Yes the crock can be used to ferment chillies and any other vegetables!

The recipe is the same for all and follows the sauerkraut instructions;

  1. Wash vegetables
  2. Sprinkle the fermented vegetable culture and salt on the vegetables and mix through
  3. Place in the crock
  4. Depending on the vegetable, if there’s enough juices to cover them, prepare additional brine (usually 1 Tbsp salt in 1L of water, but check if you're following a different recipe)
  5. Leave to ferment at room temperature

Below are a few ideas for different combinations of vegetables you can use. Don’t be scared to mix lots of different vegetables together for your ferment, this will give delicious flavour and texture combinations to add to a salad or eat on its own.

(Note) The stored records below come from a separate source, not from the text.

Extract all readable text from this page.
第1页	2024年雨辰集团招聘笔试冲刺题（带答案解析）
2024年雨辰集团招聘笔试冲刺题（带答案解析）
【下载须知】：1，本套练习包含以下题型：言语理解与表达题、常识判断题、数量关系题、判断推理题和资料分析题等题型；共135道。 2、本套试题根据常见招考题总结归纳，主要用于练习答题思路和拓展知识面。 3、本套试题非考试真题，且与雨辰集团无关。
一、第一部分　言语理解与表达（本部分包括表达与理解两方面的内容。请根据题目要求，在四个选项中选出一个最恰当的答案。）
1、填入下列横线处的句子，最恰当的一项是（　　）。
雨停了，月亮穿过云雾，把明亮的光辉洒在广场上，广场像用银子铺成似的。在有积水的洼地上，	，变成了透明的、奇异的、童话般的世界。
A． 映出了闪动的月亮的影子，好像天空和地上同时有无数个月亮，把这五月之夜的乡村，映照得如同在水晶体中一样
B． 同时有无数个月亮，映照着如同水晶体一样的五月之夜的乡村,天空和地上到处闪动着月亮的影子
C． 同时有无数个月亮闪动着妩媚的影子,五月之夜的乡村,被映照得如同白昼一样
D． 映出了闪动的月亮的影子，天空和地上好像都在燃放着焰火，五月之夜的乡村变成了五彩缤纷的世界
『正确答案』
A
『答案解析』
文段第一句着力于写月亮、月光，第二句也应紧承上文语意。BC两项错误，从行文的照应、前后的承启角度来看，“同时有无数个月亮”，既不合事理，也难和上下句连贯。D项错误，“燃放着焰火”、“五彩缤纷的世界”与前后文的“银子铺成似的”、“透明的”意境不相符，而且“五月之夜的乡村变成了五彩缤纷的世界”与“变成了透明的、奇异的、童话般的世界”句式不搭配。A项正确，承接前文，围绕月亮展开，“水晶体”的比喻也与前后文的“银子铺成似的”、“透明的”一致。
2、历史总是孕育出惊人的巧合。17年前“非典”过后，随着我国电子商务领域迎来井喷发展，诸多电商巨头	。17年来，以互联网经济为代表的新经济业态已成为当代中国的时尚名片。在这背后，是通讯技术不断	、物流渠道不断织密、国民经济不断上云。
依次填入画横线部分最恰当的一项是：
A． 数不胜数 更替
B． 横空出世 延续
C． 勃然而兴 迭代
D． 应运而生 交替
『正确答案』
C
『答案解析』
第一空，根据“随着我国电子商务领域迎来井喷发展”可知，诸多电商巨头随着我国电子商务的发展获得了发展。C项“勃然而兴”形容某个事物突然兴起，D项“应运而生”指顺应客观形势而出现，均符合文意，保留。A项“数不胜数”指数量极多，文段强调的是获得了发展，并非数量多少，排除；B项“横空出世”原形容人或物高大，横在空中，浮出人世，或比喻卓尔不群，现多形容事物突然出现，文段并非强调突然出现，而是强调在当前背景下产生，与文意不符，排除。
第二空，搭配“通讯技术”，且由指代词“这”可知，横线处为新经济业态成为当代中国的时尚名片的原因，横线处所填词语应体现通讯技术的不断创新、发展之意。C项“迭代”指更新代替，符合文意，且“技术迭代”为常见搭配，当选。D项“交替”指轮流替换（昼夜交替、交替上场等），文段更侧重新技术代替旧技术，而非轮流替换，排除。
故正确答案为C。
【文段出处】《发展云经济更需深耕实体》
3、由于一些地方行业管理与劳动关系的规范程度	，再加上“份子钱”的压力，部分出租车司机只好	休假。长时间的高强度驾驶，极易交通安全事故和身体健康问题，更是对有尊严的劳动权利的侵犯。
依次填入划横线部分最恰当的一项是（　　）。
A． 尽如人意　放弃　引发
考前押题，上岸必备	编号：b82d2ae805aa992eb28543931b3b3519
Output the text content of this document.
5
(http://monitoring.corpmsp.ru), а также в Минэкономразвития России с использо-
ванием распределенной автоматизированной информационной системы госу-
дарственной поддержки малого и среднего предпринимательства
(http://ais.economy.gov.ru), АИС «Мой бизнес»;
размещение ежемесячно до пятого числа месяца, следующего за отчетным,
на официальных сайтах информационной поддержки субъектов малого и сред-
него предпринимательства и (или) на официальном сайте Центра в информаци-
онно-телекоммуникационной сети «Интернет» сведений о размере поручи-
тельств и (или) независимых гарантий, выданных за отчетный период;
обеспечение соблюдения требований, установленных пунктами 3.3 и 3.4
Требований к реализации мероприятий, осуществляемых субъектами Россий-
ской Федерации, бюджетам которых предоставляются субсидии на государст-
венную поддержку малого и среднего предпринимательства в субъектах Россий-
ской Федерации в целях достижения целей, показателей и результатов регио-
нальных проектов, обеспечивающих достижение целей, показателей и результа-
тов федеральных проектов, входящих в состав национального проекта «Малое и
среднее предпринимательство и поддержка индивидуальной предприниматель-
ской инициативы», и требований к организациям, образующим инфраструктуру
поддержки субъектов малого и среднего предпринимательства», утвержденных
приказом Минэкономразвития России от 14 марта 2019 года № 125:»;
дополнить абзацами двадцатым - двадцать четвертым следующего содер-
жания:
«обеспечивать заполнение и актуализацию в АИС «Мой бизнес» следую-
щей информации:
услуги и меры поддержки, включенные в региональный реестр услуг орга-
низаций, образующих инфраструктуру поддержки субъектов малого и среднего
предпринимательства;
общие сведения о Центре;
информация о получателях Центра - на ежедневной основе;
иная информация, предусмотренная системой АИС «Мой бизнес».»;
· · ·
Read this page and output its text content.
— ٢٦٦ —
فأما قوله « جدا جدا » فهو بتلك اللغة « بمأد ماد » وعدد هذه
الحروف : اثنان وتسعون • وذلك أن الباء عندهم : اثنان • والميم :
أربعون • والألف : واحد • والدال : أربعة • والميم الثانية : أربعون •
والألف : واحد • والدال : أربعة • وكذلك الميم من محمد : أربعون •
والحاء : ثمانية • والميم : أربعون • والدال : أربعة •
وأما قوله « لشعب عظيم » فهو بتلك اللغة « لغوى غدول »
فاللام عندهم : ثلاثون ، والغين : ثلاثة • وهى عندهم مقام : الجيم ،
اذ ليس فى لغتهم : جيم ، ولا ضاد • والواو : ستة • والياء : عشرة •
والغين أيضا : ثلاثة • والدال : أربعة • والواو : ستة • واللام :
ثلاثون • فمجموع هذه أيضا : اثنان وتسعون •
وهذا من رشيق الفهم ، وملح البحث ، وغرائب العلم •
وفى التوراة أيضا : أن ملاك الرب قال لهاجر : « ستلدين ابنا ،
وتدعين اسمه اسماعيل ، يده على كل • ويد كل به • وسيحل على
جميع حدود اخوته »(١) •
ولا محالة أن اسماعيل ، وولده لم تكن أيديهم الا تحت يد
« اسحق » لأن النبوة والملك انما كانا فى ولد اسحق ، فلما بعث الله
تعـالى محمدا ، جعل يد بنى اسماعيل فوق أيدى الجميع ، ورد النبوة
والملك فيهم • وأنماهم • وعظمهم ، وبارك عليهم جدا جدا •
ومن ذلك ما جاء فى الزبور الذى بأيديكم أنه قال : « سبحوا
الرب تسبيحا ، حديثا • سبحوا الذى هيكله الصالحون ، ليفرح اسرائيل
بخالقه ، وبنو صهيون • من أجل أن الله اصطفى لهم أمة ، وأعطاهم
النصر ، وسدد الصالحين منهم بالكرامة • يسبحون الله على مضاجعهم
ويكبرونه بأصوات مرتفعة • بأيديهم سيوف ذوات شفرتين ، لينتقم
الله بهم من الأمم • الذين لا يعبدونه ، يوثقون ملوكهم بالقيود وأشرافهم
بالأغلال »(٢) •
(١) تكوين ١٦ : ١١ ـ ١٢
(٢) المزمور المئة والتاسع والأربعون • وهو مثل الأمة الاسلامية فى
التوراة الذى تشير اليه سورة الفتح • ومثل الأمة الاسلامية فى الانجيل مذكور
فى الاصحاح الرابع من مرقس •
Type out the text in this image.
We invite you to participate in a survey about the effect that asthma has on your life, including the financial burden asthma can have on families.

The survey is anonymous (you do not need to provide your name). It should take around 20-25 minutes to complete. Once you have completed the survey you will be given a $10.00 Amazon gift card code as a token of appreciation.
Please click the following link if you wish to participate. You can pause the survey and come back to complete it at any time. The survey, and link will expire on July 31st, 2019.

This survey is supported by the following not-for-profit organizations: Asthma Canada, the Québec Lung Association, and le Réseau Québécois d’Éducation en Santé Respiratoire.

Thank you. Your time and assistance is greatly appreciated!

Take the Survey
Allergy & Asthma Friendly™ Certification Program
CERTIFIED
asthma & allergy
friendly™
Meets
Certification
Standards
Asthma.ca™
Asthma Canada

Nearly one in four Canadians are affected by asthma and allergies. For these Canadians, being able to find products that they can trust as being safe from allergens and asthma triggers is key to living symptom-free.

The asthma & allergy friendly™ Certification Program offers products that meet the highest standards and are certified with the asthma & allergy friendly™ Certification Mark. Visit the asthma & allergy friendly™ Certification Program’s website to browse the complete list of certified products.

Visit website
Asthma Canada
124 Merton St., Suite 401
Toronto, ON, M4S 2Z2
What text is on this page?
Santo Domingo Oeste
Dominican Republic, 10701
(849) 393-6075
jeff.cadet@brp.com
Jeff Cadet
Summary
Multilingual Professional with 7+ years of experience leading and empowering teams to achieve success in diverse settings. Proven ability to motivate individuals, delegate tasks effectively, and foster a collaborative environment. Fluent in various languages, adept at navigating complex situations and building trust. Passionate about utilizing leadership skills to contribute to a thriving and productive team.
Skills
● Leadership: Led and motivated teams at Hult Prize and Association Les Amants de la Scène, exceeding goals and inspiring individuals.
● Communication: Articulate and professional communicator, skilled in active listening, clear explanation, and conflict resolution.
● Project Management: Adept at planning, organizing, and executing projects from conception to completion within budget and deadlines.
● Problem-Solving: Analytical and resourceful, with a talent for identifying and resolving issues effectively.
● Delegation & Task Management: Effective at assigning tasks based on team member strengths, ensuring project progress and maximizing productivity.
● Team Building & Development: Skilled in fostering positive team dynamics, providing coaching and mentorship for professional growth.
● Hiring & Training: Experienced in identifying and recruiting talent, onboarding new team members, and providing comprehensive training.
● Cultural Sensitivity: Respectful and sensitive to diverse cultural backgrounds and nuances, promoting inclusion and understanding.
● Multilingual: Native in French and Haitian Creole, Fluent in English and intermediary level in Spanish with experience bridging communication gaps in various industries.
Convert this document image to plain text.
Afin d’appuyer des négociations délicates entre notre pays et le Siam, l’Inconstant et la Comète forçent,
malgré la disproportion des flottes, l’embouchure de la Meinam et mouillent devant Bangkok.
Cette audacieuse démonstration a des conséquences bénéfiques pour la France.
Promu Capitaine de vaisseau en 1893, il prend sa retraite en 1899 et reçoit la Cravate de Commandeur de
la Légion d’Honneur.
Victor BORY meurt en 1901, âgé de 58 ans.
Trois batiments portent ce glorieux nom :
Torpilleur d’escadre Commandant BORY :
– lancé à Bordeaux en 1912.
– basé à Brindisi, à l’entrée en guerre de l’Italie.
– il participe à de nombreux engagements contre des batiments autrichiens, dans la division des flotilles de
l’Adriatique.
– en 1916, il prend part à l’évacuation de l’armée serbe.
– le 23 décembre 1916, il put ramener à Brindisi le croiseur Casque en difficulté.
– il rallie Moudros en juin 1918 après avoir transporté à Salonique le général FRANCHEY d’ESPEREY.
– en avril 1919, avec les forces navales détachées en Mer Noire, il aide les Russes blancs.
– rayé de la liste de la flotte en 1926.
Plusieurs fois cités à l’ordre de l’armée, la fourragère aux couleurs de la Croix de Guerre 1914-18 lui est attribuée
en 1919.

Follow the Mad Millie Fermenting Crock How to Guide for details on sealing your crock, fermenting times and temperatures.

For all of these options we recommend using a brine solution of 3 Tbsp salt/1L water to cover the vegetables in your crock. If using Mad Millie Fermented Vegetable Culture mix this into your brine solution.

  • Fermented Asparagus with Chilli - Cut the ends off your asparagus stalks and stand them all upright in the crock. Pop some chopped chillies in there with the stalks and cover with your brine solution.
  • Fermented Carrots, Garlic and Pickles - We recommend finding the little cucumbers so you can make whole pickles, but if you can’t find those then chop your cucumber into 10cm pieces to get the similar effect. Cut both ends off your carrots and peel them as the skin can create a bitter flavour. No need to peel the cucumbers, just give them a good wash. Peel the garlic and throw the cloves in whole, as many as you dare knowing they’ll flavour the carrots and pickles. Pour over the brine solution and let the fermentation begin!
  • Fermented Broccoli and Cauliflower - These little trees are the perfect snack to grab on the run. They hold their shape really well and are easy to pick out and crunch on.
  • Fermented Capsicum and Courgette/Zucchini - This combination is delicious thrown into a salad for flavour, colour and texture. Make sure you core the capsicum and remove the seeds before beginning.